We compared the ability of solid-phase enzyme immunoassay (SPEIA) with that of indirect immunofluorescence to detect serum platelet antibodies by parallel testing five sets of serum specimens: (1) 12 monospecific HLA class I specimens with defined specificities, (2) 4 HPA-1a specimens, (3) 164 sequential unselected specimens sent to our laboratory for serum platelet antibody testing, (4) specimens from 15 consecutive patients sent for indirect immunofluorescence testing alone, and (5) specimens from 19 consecutive patients sent for both indirect and direct immunofluorescence testing. In addition, specimens of HLA sera were tested by standard complement-dependent lymphocytotoxicity.
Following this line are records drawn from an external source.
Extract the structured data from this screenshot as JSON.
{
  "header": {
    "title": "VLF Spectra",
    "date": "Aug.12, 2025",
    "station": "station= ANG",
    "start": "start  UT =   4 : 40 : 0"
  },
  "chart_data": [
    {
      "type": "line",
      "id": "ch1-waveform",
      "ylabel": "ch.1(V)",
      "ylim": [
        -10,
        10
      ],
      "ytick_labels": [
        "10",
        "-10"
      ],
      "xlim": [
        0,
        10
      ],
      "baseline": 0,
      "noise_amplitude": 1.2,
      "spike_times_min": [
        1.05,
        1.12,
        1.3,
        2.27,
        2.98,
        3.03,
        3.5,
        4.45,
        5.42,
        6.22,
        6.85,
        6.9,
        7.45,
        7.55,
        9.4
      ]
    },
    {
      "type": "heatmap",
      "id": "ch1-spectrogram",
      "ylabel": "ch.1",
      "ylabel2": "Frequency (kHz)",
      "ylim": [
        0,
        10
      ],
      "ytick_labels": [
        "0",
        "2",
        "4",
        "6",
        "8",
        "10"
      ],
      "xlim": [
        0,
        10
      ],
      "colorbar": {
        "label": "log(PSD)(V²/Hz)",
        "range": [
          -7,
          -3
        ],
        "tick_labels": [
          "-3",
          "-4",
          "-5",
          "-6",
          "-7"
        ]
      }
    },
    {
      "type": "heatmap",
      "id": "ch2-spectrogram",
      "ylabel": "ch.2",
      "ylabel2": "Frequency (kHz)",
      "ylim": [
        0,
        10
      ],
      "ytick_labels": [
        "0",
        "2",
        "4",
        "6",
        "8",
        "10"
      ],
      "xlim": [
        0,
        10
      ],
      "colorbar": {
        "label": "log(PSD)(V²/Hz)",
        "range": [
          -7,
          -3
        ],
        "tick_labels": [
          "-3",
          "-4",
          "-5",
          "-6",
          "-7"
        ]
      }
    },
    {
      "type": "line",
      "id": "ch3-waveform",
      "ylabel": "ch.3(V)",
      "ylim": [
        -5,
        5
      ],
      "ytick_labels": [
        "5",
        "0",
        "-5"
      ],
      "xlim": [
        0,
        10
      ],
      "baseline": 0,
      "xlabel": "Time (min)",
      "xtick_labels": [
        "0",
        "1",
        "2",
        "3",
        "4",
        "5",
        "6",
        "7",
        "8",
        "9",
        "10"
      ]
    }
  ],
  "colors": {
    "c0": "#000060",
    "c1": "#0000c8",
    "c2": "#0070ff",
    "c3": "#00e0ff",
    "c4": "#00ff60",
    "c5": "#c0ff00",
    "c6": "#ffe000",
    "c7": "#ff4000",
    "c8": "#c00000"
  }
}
Solid-phase enzyme immunoassay was consistently more sensitive than indirect immunofluorescence for all 12 HLA specimens and more sensitive than complement-dependent lymphocytotoxicity for 11 of 12 specimens. Similarly, SPEIA was more sensitive than indirect immunofluorescence for all four HPA-1a serum specimens by one to three dilutions. In the nine presumed autoimmune cases (group 5), results were positive with SPEIA in one case; no positive results were noted with indirect immunofluorescence. The solid-phase enzyme immunoassay test permits ready differentiation between alloantibodies directed to HLA and those directed to platelet-specific glycoproteins.